There is no such thing for families during the Great Depression, given their poor circumstances. Imagine buying just one cup (if you can get one today) of coffee with cream and sugar, for five cents; a breakfast of two eggs and toast with a piece of muffin and a cup of coffee for 25 cents; Or a candy bar for a dime a dozen.
It doesn’t sound like much, except that those who were employed probably only made $2 or $3 a day, but when you don’t have a few small coins, Depression-era food prices seemed pretty high! For those who had money, life was, no doubt, more comfortable even considering the times, but for those who had to skimp and scrape to put food on the table, their days were filled with anxiety and strife.
Many mothers were often without food, so their children had more food. She did not spend her wages foolishly, if she had any, but used them for the things which were necessary for the survival of her family. It was every cent.
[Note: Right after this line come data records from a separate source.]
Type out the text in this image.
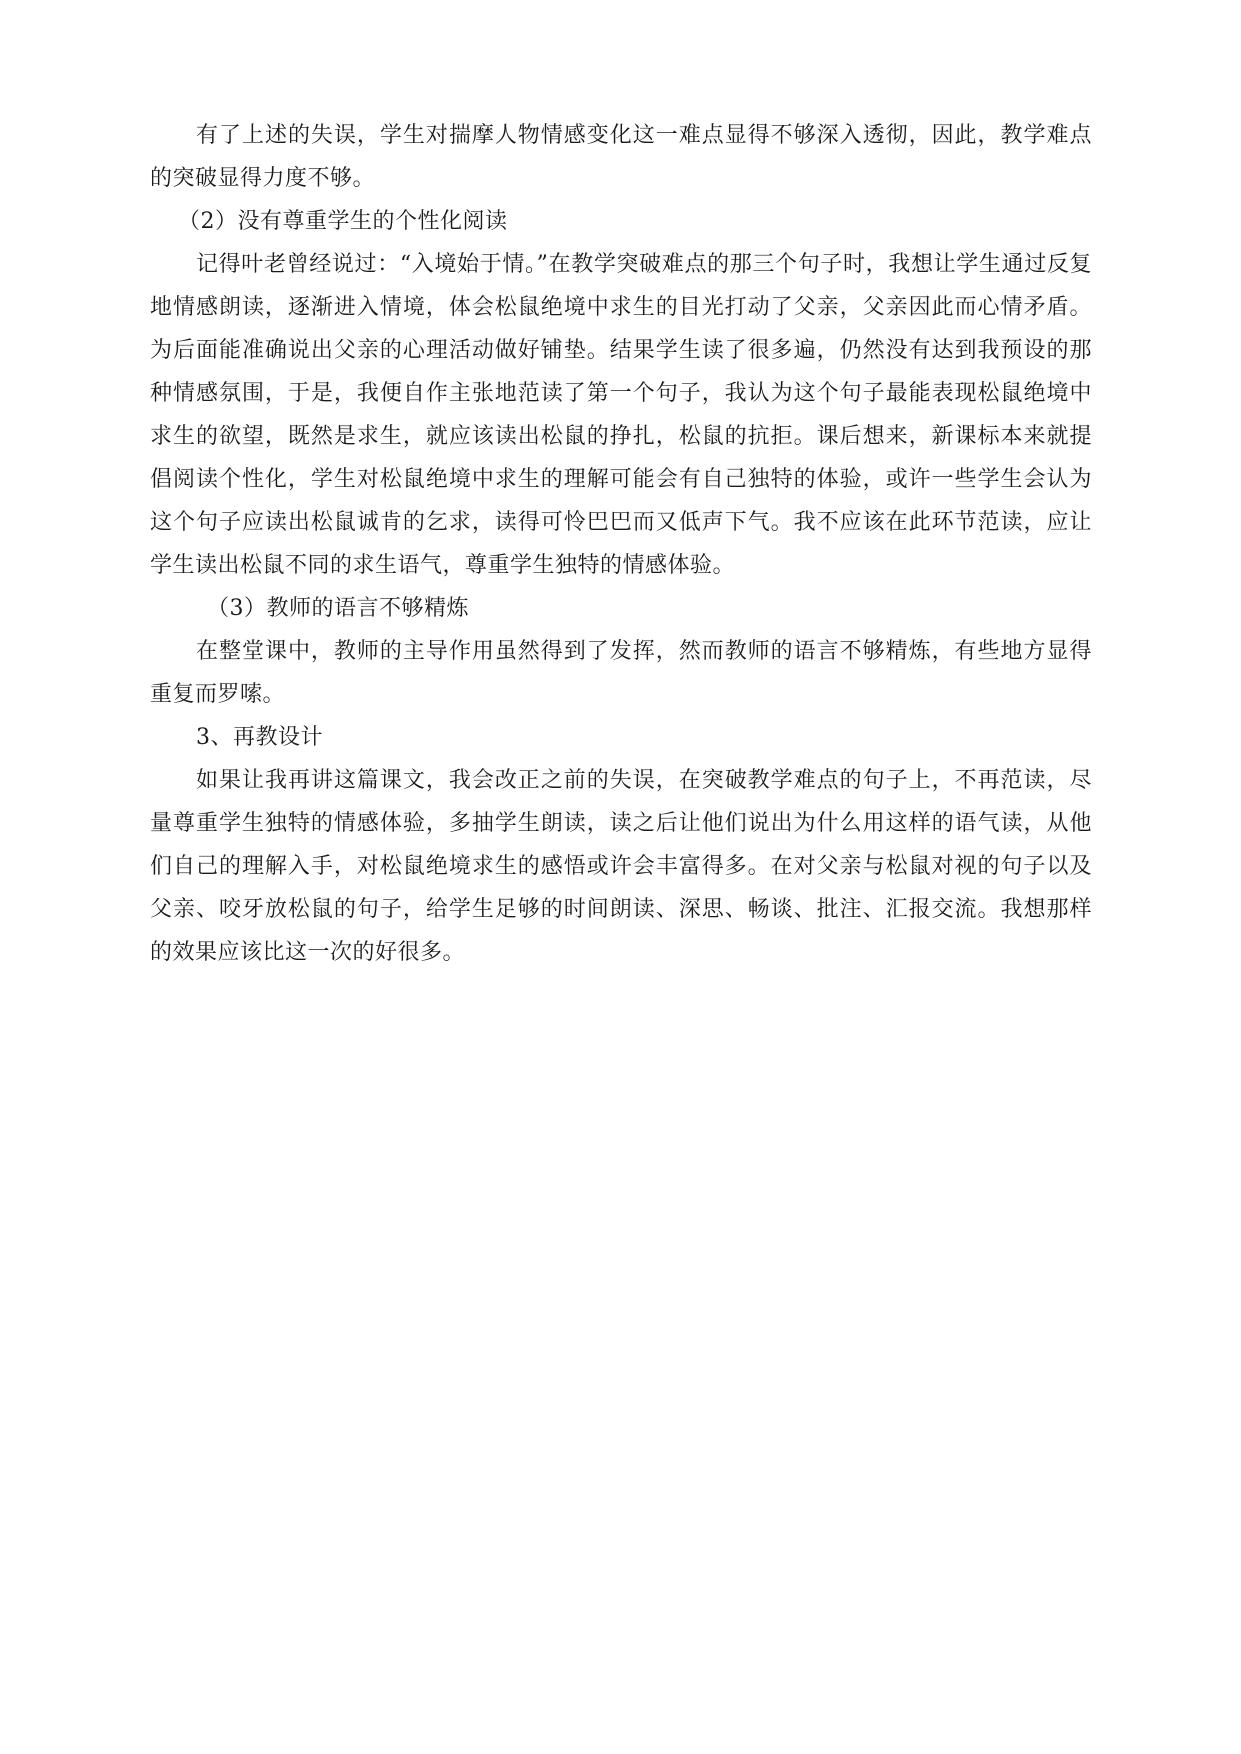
有了上述的失误，学生对揣摩人物情感变化这一难点显得不够深入透彻，因此，教学难点的突破显得力度不够。

（2）没有尊重学生的个性化阅读

记得叶老曾经说过：“入境始于情。”在教学突破难点的那三个句子时，我想让学生通过反复地情感朗读，逐渐进入情境，体会松鼠绝境中求生的目光打动了父亲，父亲因此而心情矛盾。为后面能准确说出父亲的心理活动做好铺垫。结果学生读了很多遍，仍然没有达到我预设的那种情感氛围，于是，我便自作主张地范读了第一个句子，我认为这个句子最能表现松鼠绝境中求生的欲望，既然是求生，就应该读出松鼠的挣扎，松鼠的抗拒。课后想来，新课标本来就提倡阅读个性化，学生对松鼠绝境中求生的理解可能会有自己独特的体验，或许一些学生会认为这个句子应读出松鼠诚肯的乞求，读得可怜巴巴而又低声下气。我不应该在此环节范读，应让学生读出松鼠不同的求生语气，尊重学生独特的情感体验。

（3）教师的语言不够精炼

在整堂课中，教师的主导作用虽然得到了发挥，然而教师的语言不够精炼，有些地方显得重复而罗嗦。

3、再教设计

如果让我再讲这篇课文，我会改正之前的失误，在突破教学难点的句子上，不再范读，尽量尊重学生独特的情感体验，多抽学生朗读，读之后让他们说出为什么用这样的语气读，从他们自己的理解入手，对松鼠绝境求生的感悟或许会丰富得多。在对父亲与松鼠对视的句子以及父亲、咬牙放松鼠的句子，给学生足够的时间朗读、深思、畅谈、批注、汇报交流。我想那样的效果应该比这一次的好很多。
As money was scarce during the Great Depression, families ran out of what little they might have earned, from some kind of work, or perhaps from the acquisition of something of sentimental value.
To make matters worse, families’ lives were often endangered or faced serious challenges, as men set off to other parts of the country in search of work. Some of the men, however, never returned but, instead, turned to illegal activities in hopes of earning, or to alcohol, which only worsened their problems and those of their families. Some even chose suicide.
In any case, most people had nowhere to turn, because borrowing from their neighbors or relatives would cause them more problems. Local stores may have extended credit to some people, but they were rarely allowed to pay, as some people were still paying bills due, long after the war had ended, following the Great Depression.
Money – or the lack of it – was the main thing that controlled millions of lives for many years during the early part of this century. It is no different today. Money, for many people, one way or another, still rules.
Troubled times are coming again for those who don’t think so, as many people around the world are suffering, from our already ailing economy. I’ve certainly noticed that food prices are currently soaring (or, more realistically, the dollar’s depreciation), as a half-empty bag of groceries costs a lot more today than it did not so long ago.
But hey! There is hope, and for those in the know, there is no reason to be surprised and despondent by these difficult times ahead. We can take precautions, plan and prepare to manage our current and future lifestyle by staying ahead of the game.
We can learn more about the food prices of the Great Depression, and valuable ways on how to prepare ourselves and our families, for what may be, more or less, depending on our circumstances, a lot like, or worse than, the Great Depression of the 1930s.